I have only gotten GGUF models working with vllm, but I really want to test out an fp8 model to see what the R9700 can do. I am using the rocm7.2_navi_ubuntu24.04_py3.12_pytorch_2.9_vllm_0.14.0rc0 docker image.
Thanks!
Edit:
I attempted to follow the deployment tips to use two pull requests, but they don't have instructions. I now get:
alar_t = __hip_bfloat16, THRDS = 64, YTILE = 4, WvPrGrp = 16, A_CHUNK = 8, UNRL = 1, N = 4]: Device-side assertion `false' failed.
GPU coredump: execvp failed: No such file or directory
Failed to write segment data to pipe: Broken pipe
GPU coredump: handler exited with error (status: 1)
GPU core dump failed
:0:rocdevice.cpp :3586: 697995489480 us: Callback: Queue 0x7d42b4200000 aborting with error : HSA_STATUS_ERROR_EXCEPTION: An HSAIL operation resulted in a hardware exception. code: 0x1016
It's pretty disappointing the deployment instructions don't give any guidance whatsoever :(
Please make sure the PR#29008 is reflected in your working vllm branch. Thanks.
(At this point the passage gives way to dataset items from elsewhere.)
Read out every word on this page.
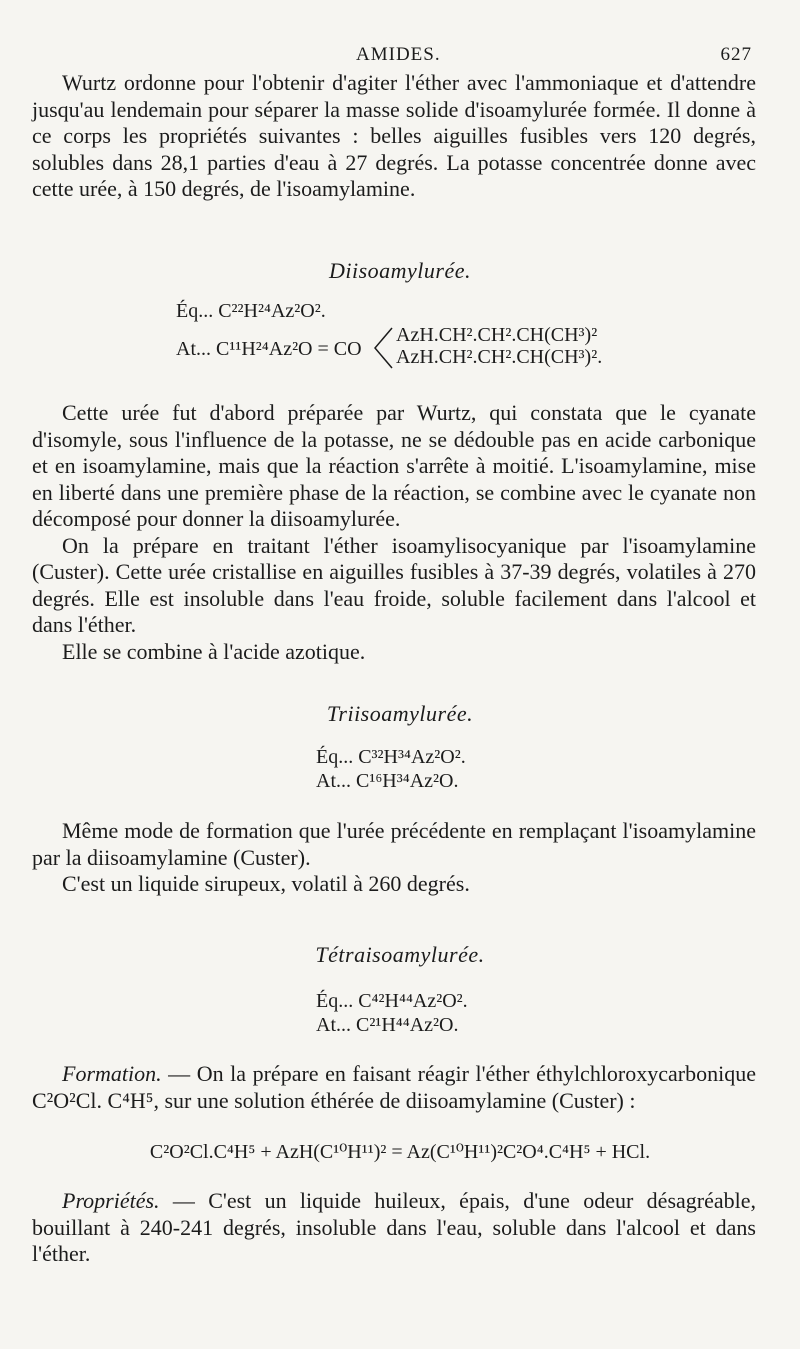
AMIDES.	627

Wurtz ordonne pour l'obtenir d'agiter l'éther avec l'ammoniaque et d'attendre jusqu'au lendemain pour séparer la masse solide d'isoamylurée formée. Il donne à ce corps les propriétés suivantes : belles aiguilles fusibles vers 120 degrés, solubles dans 28,1 parties d'eau à 27 degrés. La potasse concentrée donne avec cette urée, à 150 degrés, de l'isoamylamine.

Diisoamylurée.
Éq... C²²H²⁴Az²O².
At... C¹¹H²⁴Az²O = CO
AzH.CH².CH².CH(CH³)²
AzH.CH².CH².CH(CH³)².

Cette urée fut d'abord préparée par Wurtz, qui constata que le cyanate d'isomyle, sous l'influence de la potasse, ne se dédouble pas en acide carbonique et en isoamylamine, mais que la réaction s'arrête à moitié. L'isoamylamine, mise en liberté dans une première phase de la réaction, se combine avec le cyanate non décomposé pour donner la diisoamylurée.

On la prépare en traitant l'éther isoamylisocyanique par l'isoamylamine (Custer). Cette urée cristallise en aiguilles fusibles à 37-39 degrés, volatiles à 270 degrés. Elle est insoluble dans l'eau froide, soluble facilement dans l'alcool et dans l'éther.

Elle se combine à l'acide azotique.

Triisoamylurée.
Éq... C³²H³⁴Az²O².
At... C¹⁶H³⁴Az²O.

Même mode de formation que l'urée précédente en remplaçant l'isoamylamine par la diisoamylamine (Custer).

C'est un liquide sirupeux, volatil à 260 degrés.

Tétraisoamylurée.
Éq... C⁴²H⁴⁴Az²O².
At... C²¹H⁴⁴Az²O.

Formation. — On la prépare en faisant réagir l'éther éthylchloroxycarbonique C²O²Cl. C⁴H⁵, sur une solution éthérée de diisoamylamine (Custer) :

C²O²Cl.C⁴H⁵ + AzH(C¹⁰H¹¹)² = Az(C¹⁰H¹¹)²C²O⁴.C⁴H⁵ + HCl.

Propriétés. — C'est un liquide huileux, épais, d'une odeur désagréable, bouillant à 240-241 degrés, insoluble dans l'eau, soluble dans l'alcool et dans l'éther.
@XuebinWang What is the suggested method for doing this? This is what caused the exception on startup, so I am not sure how it should be applied. It upgrades my vllm version to a 0.15 version. Is this not the way to do it?
Do I clone the repo off of the official navi docker image and use that or what repo/branch do I apply the fixes to and using what sort of merge strategy?